You are viewing a plain text version of this content. The canonical link for it is here.
Posted to user@arrow.apache.org by Yifei Yang <yi...@eng.ucsd.edu> on 2020/08/07 18:10:09 UTC

[C++] Question about TableBatchReader

Hello,

I'm using TableBatchReader to process tables. I wonder is there any way to
set the batch size or the number of tuples in a record batch? Sometimes a
batch only contains tens of tuples, which slows down the processing a lot.
I tried TableBatchReader::set_chunksize(), but got no change. Thanks!

Re: [C++] Question about TableBatchReader

Posted by Wes McKinney <we...@gmail.com>.
TableBatchReader doesn't do any array concatenation -- it only
iterates through each chunk of the table that can be represented in a
RecordBatch. When the columns of the table have different chunk
layouts this can result in small batches.
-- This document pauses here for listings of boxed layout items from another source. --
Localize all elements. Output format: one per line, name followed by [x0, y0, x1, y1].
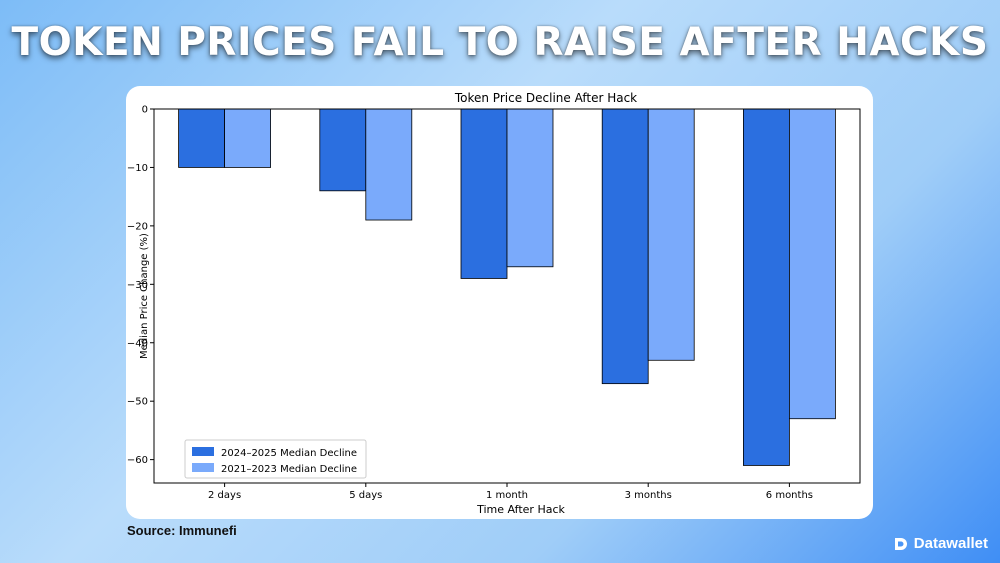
bar-2021-2023-6-months: [789, 108, 836, 420]
chart-title: Token Price Decline After Hack: [454, 91, 637, 105]
headline: TOKEN PRICES FAIL TO RAISE AFTER HACKS: [11, 20, 989, 65]
y-tick-label: 0: [142, 105, 148, 116]
x-axis-label: Time After Hack: [476, 503, 565, 516]
y-tick-label: −30: [127, 280, 148, 291]
y-tick-label: −60: [127, 455, 148, 466]
source-note: Source: Immunefi: [127, 523, 237, 538]
legend-label-2024-2025: 2024–2025 Median Decline: [221, 448, 357, 459]
y-axis-label: Median Price Change (%): [139, 233, 150, 359]
bar-2024-2025-3-months: [601, 108, 649, 385]
x-tick-label: 6 months: [766, 490, 813, 501]
legend: 2024–2025 Median Decline 2021–2023 Media…: [184, 439, 367, 479]
bar-chart: Token Price Decline After Hack 2 days 5 d…: [127, 91, 861, 516]
y-tick-label: −40: [127, 338, 148, 349]
x-tick-label: 3 months: [625, 490, 672, 501]
bar-2024-2025-6-months: [743, 108, 790, 466]
legend-swatch-2024-2025: [192, 447, 214, 456]
brand-logo: Datawallet: [893, 535, 988, 552]
bar-2024-2025-1-month: [460, 108, 508, 279]
x-tick-label: 1 month: [486, 490, 528, 501]
legend-swatch-2021-2023: [192, 463, 214, 472]
legend-box: [184, 439, 367, 479]
chart-card: Token Price Decline After Hack 2 days 5 d…: [126, 86, 873, 519]
bar-2024-2025-5-days: [319, 108, 367, 192]
legend-label-2021-2023: 2021–2023 Median Decline: [221, 464, 357, 475]
bar-2021-2023-1-month: [506, 108, 554, 268]
bar-2021-2023-3-months: [647, 108, 695, 361]
y-tick-label: −10: [127, 163, 148, 174]
bar-2021-2023-5-days: [365, 108, 413, 221]
datawallet-logo-icon: [894, 537, 907, 550]
bar-2024-2025-2-days: [178, 108, 225, 168]
brand-name: Datawallet: [913, 535, 988, 552]
y-tick-label: −50: [127, 397, 148, 408]
bar-2021-2023-2-days: [224, 108, 271, 168]
x-tick-label: 5 days: [349, 490, 382, 501]
x-tick-label: 2 days: [208, 490, 241, 501]
y-tick-label: −20: [127, 221, 148, 232]
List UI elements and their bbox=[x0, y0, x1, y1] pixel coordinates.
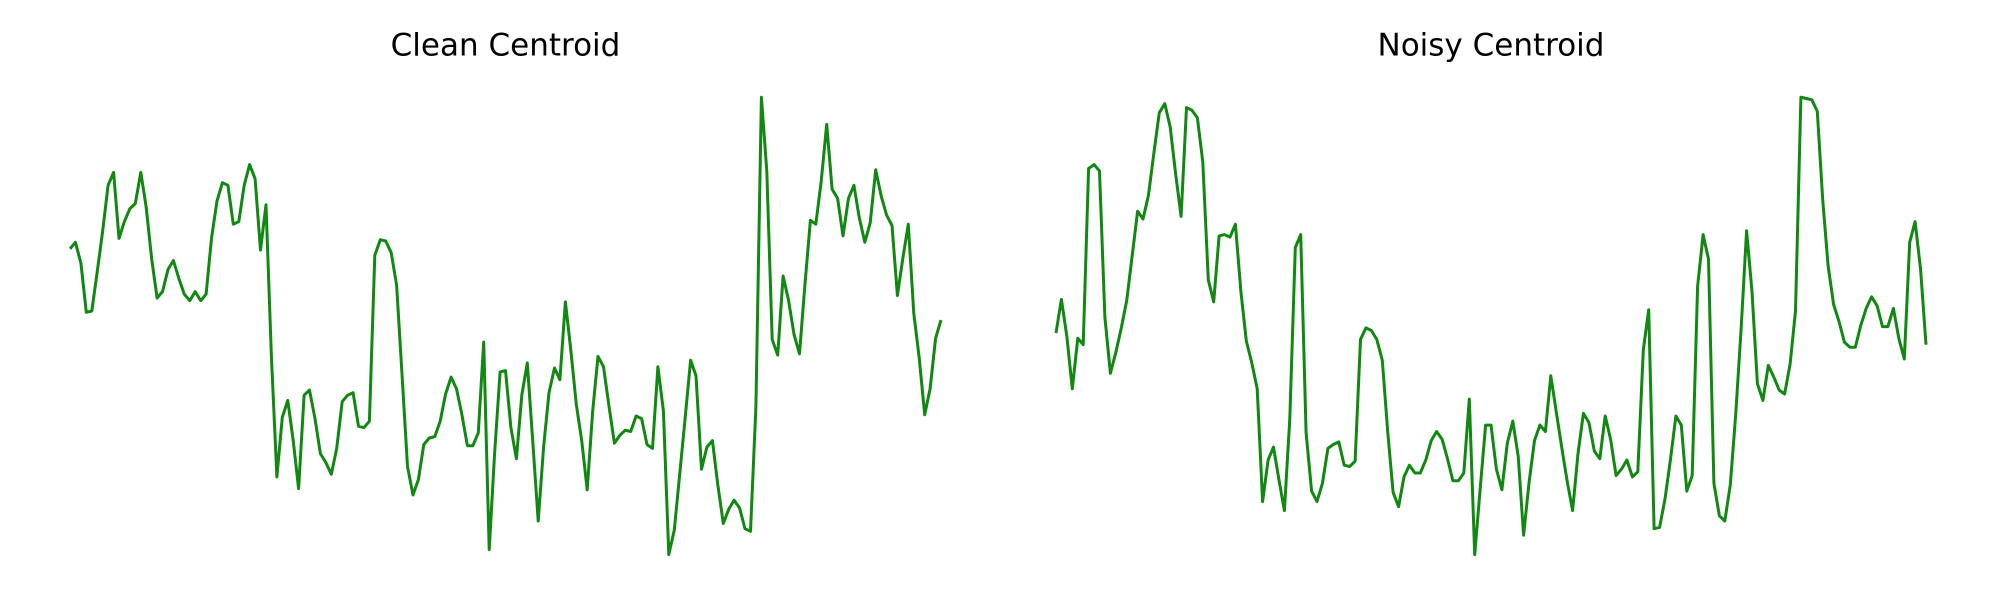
line-series bbox=[1054, 95, 1928, 557]
chart-title: Clean Centroid bbox=[391, 28, 621, 64]
chart-title: Noisy Centroid bbox=[1378, 28, 1605, 64]
line-series bbox=[68, 95, 943, 557]
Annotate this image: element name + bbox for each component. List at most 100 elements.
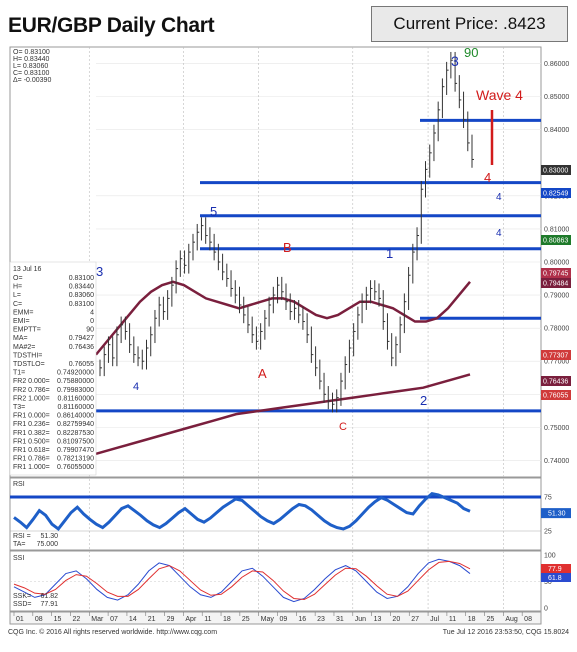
data-panel-value: 0.83440 [69, 284, 94, 291]
x-tick-label: 15 [54, 616, 62, 623]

On Fri, Aug 7, 2020 at 1:10 PM Yifei Yang <yi...@eng.ucsd.edu> wrote:
>
> Hello,
>
> I'm using TableBatchReader to process tables. I wonder is there any way to set the batch size or the number of tuples in a record batch? Sometimes a batch only contains tens of tuples, which slows down the processing a lot. I tried TableBatchReader::set_chunksize(), but got no change. Thanks!